A string of patient deaths at a South Florida clinic suggests that risks remain in the domestic cosmetic medical tourism market.

The dangers of surgery overseas often get high profile press coverage, but there are dangers in domestic medical tourism too.

In the USA, cosmetic surgery procedures like liposuction can cost $2,000.  With such promises of lucrative cash, licensed doctors are sometimes tempted to perform surgeries for which they are not trained or board certified, which can lead to tragic consequences.

This has been recently highlighted through the case of a 40-year-old woman from Louisiana who became at least the fourth patient to die since 2013 from complications of cosmetic surgery at Jolie Surgery Centre, which is licensed as a massage establishment by the Florida Department of Health.

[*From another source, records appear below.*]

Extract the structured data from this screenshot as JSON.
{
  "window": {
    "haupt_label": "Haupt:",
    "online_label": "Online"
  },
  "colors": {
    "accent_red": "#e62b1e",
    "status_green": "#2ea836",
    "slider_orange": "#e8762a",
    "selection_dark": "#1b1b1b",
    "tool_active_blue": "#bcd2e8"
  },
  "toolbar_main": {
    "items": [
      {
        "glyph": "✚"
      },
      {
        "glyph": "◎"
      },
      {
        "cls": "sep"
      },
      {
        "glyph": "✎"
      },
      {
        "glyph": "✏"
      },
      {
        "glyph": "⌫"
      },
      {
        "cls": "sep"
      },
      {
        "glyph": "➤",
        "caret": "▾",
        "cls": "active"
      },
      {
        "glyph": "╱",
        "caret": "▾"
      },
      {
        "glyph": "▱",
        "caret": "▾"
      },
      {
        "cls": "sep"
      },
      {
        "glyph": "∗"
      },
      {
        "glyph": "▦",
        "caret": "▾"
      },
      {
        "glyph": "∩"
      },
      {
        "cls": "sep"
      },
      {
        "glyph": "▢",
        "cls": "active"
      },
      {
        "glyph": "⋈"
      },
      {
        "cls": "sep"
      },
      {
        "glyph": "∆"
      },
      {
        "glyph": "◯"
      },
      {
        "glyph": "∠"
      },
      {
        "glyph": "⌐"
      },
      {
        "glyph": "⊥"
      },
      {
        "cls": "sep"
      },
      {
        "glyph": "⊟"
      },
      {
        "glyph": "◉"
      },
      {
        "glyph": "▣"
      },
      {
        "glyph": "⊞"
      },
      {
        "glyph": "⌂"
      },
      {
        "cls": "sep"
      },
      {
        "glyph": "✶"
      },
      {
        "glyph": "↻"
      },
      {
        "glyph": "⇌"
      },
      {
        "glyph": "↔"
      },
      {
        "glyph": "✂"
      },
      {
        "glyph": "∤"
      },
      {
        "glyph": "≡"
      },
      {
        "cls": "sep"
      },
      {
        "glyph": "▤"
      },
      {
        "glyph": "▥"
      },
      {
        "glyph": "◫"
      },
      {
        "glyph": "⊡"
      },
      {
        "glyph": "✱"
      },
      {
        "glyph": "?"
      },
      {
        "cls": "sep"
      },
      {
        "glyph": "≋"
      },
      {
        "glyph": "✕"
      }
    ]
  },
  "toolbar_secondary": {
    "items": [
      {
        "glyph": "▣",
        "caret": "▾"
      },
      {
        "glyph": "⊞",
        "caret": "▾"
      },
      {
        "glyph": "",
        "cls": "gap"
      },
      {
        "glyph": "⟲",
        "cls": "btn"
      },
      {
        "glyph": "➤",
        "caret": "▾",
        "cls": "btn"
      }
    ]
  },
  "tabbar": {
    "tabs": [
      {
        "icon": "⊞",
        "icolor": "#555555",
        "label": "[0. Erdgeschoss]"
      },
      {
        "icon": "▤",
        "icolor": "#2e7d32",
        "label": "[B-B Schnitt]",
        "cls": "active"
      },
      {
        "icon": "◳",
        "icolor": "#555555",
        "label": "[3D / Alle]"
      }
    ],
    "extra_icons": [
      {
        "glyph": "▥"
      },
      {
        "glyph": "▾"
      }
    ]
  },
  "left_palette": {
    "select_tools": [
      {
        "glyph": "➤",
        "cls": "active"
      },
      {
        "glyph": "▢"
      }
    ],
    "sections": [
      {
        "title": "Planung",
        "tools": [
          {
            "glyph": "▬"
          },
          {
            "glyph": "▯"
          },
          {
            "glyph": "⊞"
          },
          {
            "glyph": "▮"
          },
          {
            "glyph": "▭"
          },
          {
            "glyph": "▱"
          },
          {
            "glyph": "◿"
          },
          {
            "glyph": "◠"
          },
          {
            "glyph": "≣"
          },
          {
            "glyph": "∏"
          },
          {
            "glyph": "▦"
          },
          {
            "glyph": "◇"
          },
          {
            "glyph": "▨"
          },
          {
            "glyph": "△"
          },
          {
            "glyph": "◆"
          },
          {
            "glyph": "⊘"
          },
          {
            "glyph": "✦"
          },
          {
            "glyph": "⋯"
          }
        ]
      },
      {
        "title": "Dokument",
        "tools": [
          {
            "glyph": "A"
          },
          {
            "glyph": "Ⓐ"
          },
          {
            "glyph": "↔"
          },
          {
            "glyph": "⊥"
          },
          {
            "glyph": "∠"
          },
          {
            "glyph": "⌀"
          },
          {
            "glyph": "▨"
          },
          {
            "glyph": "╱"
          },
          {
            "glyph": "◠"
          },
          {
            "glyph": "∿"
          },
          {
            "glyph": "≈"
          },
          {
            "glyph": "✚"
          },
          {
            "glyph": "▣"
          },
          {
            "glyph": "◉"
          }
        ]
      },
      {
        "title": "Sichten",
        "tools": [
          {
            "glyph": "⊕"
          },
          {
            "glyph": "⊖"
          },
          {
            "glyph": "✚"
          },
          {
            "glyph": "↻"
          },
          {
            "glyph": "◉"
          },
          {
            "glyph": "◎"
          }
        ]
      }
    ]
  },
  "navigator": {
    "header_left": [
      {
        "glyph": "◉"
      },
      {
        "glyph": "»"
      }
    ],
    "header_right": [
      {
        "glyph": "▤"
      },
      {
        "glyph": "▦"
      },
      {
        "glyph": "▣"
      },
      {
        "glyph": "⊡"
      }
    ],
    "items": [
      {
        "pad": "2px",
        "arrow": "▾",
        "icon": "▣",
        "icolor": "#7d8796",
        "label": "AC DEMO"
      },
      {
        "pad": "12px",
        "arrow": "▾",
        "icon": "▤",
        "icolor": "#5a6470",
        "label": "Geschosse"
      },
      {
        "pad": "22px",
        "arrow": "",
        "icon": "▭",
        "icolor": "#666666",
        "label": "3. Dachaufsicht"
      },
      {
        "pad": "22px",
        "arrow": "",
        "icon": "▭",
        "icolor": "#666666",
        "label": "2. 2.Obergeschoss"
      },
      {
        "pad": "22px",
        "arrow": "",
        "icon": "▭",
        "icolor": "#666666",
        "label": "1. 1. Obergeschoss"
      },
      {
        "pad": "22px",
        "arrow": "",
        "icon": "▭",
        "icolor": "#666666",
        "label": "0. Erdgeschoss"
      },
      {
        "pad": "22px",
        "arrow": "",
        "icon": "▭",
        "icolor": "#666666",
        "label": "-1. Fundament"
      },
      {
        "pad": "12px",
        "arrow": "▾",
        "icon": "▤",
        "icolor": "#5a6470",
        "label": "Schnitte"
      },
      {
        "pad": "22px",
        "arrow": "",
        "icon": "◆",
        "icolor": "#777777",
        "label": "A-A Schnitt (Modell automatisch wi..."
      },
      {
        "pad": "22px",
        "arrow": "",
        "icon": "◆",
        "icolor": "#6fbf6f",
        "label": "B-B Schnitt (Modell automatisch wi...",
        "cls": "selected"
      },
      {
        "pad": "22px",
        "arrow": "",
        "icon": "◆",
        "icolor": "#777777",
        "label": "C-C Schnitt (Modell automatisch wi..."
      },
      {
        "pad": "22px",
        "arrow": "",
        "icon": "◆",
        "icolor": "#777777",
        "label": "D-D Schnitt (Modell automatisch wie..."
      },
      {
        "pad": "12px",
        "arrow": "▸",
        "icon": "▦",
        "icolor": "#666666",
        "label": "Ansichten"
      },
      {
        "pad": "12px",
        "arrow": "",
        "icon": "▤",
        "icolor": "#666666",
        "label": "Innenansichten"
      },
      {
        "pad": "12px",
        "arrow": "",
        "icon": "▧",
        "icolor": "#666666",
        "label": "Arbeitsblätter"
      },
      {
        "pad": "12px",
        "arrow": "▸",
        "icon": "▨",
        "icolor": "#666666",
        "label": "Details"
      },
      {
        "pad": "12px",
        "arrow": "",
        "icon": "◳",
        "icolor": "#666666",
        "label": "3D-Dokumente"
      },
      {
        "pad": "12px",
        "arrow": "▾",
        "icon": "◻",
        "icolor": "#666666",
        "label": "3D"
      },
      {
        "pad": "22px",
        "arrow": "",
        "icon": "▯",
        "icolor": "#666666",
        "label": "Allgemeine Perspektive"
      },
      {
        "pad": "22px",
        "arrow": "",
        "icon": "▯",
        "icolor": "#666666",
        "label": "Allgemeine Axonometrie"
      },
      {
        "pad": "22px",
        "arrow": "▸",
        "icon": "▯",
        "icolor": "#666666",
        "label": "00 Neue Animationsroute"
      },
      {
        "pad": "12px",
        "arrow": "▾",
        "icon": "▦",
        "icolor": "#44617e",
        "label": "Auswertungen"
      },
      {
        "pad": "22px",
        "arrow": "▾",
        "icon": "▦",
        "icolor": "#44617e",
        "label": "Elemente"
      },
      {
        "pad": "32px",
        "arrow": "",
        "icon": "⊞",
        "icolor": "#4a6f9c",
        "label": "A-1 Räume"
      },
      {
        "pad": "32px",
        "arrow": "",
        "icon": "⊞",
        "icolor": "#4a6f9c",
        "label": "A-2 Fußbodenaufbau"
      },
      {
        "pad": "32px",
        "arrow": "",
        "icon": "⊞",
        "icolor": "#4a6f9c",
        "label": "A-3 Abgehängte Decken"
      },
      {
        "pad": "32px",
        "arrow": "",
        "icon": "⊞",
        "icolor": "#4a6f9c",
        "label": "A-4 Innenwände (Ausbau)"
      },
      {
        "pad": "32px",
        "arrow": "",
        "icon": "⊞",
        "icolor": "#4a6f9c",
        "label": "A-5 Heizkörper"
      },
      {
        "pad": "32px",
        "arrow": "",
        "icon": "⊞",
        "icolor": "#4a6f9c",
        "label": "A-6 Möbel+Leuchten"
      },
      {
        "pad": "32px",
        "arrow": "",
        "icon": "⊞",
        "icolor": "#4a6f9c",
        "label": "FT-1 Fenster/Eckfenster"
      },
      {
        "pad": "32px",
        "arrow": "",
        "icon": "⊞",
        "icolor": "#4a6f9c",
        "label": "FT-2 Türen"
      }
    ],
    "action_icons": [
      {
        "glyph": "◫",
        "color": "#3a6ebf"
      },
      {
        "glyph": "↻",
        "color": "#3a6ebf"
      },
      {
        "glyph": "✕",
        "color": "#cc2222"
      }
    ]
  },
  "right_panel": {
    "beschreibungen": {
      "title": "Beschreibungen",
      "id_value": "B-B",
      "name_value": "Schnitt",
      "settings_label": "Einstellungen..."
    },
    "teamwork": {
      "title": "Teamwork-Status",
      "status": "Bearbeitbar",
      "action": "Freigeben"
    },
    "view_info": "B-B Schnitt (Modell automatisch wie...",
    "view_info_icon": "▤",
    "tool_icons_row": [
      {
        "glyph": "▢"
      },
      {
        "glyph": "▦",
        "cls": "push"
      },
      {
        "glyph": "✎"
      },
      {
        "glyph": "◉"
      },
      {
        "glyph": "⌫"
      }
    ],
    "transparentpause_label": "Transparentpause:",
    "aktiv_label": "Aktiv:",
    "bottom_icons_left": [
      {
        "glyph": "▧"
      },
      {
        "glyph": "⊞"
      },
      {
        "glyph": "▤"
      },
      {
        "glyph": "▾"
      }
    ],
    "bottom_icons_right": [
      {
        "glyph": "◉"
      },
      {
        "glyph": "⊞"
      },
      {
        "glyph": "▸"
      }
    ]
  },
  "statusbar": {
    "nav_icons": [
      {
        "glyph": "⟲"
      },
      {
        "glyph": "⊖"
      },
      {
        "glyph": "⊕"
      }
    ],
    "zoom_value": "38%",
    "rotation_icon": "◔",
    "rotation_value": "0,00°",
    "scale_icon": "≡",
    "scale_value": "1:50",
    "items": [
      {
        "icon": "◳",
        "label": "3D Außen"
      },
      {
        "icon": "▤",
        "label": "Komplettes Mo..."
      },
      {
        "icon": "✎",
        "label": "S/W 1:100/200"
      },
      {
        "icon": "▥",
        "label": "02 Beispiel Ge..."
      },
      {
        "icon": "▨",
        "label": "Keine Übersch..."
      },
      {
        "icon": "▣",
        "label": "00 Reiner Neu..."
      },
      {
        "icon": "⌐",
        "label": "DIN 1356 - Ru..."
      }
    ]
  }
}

Patient Kizzy London of Baton Rouge died after surgery performed by Dr. Arnaldo Valls, a family doctor who is not board certified in any specialty.

In 2016, a procedure known as ‘Brazilian butt lift’ or BBL, in which a surgeon augments the buttocks with fat grafting, was the sixth most popular cosmetic surgery in the USA, according to the American Society of Plastic Surgeons. 18,489 procedures were performed that year.

London was having an abdominoplasty or tummy tuck, a surgery to make the abdomen thinner and more firm. The same procedure at the clinic led to the death in September 2016 of Maria Christian from Ecuador, when she also went into cardiac arrest and died. At the time, the clinic was called Vanity Cosmetic Surgery.

The clinic was later rebranded as Eres Plastic Surgery, and in 2016 it changed to Jolie Plastic Surgery. It is unclear if ownership of the clinic has changed.

Two other patients have died from complications of cosmetic surgery at the clinic, including Maribel Cardona in 2013, who underwent a liposuction and gluteal fat grafting (also known as a BBL). Cardona’s surgeon was Dr. Anthony Hasan, who pleaded guilty to federal charges of prescription drug fraud in December 2010. Hasan was sentenced to two years’ probation and ordered to pay $75,000 in restitution. In June 2014, an unidentified patient died at home after undergoing a liposuction and BBL surgery at Vanity, according to the health department.

The clinic’s founder, Dr. Ismael Labrador, and his ex-wife, Aimee De La Rosa, agreed to refund more than $200,000 in deposits to customers in October 2016 under an agreement with the Florida Attorney General’s Office, which agreed to drop an investigation into customer complaints.

The health department claims that Labrador’s clinics have been linked to numerous patient deaths and injuries in the past, and in 2007, Miami-Dade prosecutors charged him with employing unlicensed doctors at a clinic he owned called Picasso.